Ristretti orizzonti
Prospettive ribaltate
Il 21 maggio i familiari delle vittime e i parenti dei detenuti ci invitano a Padova. Per spezzare le catene del male.

Quando si parla di vittime, si pensa subito a chi il reato l'ha subito o ai suoi familiari. Eppure il reato si abbatte con violenza anche sulle mogli, i figli, i genitori di chi l'ha commesso. E distrugge le loro vite. Ci sono persone che hanno dovuto cambiare cognome per non essere additate come "i parenti di...". Mogli che si sono trovate, di punto in bianco, prive della fonte di sostentamento della famiglia. Ma sono i figli le prime vittime di questa situazione. Quei figli che faticano a perdonare i genitori di averli abbandonati, perché la carcerazione di un padre o di una madre, per loro, è anche un abbandono. 

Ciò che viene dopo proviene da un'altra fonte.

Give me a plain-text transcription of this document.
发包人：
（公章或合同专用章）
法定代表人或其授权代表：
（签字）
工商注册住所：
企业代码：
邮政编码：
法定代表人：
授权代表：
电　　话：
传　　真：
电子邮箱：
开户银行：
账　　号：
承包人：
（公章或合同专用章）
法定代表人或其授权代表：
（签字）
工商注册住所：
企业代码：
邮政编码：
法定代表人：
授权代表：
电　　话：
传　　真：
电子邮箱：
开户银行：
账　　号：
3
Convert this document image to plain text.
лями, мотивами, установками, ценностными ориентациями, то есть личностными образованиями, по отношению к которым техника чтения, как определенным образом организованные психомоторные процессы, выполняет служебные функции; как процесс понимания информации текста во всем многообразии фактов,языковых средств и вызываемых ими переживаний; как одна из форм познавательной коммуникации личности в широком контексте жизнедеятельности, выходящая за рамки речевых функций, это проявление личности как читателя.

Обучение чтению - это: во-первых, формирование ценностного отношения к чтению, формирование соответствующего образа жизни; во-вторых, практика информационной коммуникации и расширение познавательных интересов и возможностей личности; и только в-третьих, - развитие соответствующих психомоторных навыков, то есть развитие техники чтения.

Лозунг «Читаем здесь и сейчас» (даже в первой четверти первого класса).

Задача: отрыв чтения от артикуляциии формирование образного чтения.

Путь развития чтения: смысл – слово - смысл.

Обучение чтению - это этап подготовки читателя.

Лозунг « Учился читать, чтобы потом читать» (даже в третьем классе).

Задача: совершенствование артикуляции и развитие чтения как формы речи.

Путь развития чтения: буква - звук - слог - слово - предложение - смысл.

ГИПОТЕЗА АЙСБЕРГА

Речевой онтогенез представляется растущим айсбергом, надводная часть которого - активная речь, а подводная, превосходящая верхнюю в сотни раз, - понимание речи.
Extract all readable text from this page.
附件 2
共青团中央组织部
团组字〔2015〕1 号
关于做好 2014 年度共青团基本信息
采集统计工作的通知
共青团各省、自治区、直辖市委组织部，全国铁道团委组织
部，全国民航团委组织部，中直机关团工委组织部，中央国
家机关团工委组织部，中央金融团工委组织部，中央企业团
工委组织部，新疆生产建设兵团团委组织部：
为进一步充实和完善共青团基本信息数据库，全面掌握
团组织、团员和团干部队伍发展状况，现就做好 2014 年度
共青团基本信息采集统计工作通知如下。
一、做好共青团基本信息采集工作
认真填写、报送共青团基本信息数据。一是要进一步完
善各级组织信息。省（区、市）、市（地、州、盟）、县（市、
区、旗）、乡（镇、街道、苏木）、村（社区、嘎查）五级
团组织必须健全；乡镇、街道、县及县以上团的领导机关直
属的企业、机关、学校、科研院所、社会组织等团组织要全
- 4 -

Stabilire un contatto tra familiari di detenuti e persone che hanno subito un reato potrebbe essere un passo avanti importante per "Spezzare la catena del male". Ed è questo il titolo della giornata di studi organizzata da Ristretti Orizzonti, che si svolgerà il 21 maggio nella Casa di reclusione di Padova.

Se i parenti delle vittime dicessero che non si sentono "risarciti" dalla sofferenza dei familiari degli autori di reato, se fossero proprio loro a dire quanto è ingannevole sentirsi tutti delle potenziali vittime e non provare invece a vedere la realtà "con gli occhi del nemico" (non per giustificare, ma per capire) forse si comincerebbe a pensare che dall'odio non può nascere niente di buono.

"Mi interessa tutto quello che può spezzare la catena del male, ma non un Male con la emme maiuscola, bensì quello che c'è dentro tutti noi e che circola nella vita quotidiana". Sono parole di Benedetta Tobagi, cui un commando di terroristi ha ucciso il padre nel 1980. Ed è importante che le vittime come lei accettino di incontrare le famiglie dei detenuti per chiedere insieme pene diverse, che non schiaccino le persone che le devono scontare e permettano di salvare gli affetti e la dignità.

Silvia Giralucci, che a tre anni ha perso il padre, ucciso dalle Brigate Rosse, racconta di aver assistito a un momento di gioco tra un gruppo di bambini e i loro papà detenuti: "Mi sono resa conto allora che la nostra società, la società dei giusti, stava infliggendo a quei ragazzini la stessa pena che era stata inflitta a me. Che anche loro, assolutamente innocenti, avrebbero portato i segni di quella privazione per tutta la vita". Quella "prospettiva ribaltata" non ha più abbandonato Silvia, che oggi fa volontariato nella redazione di Ristretti Orizzonti.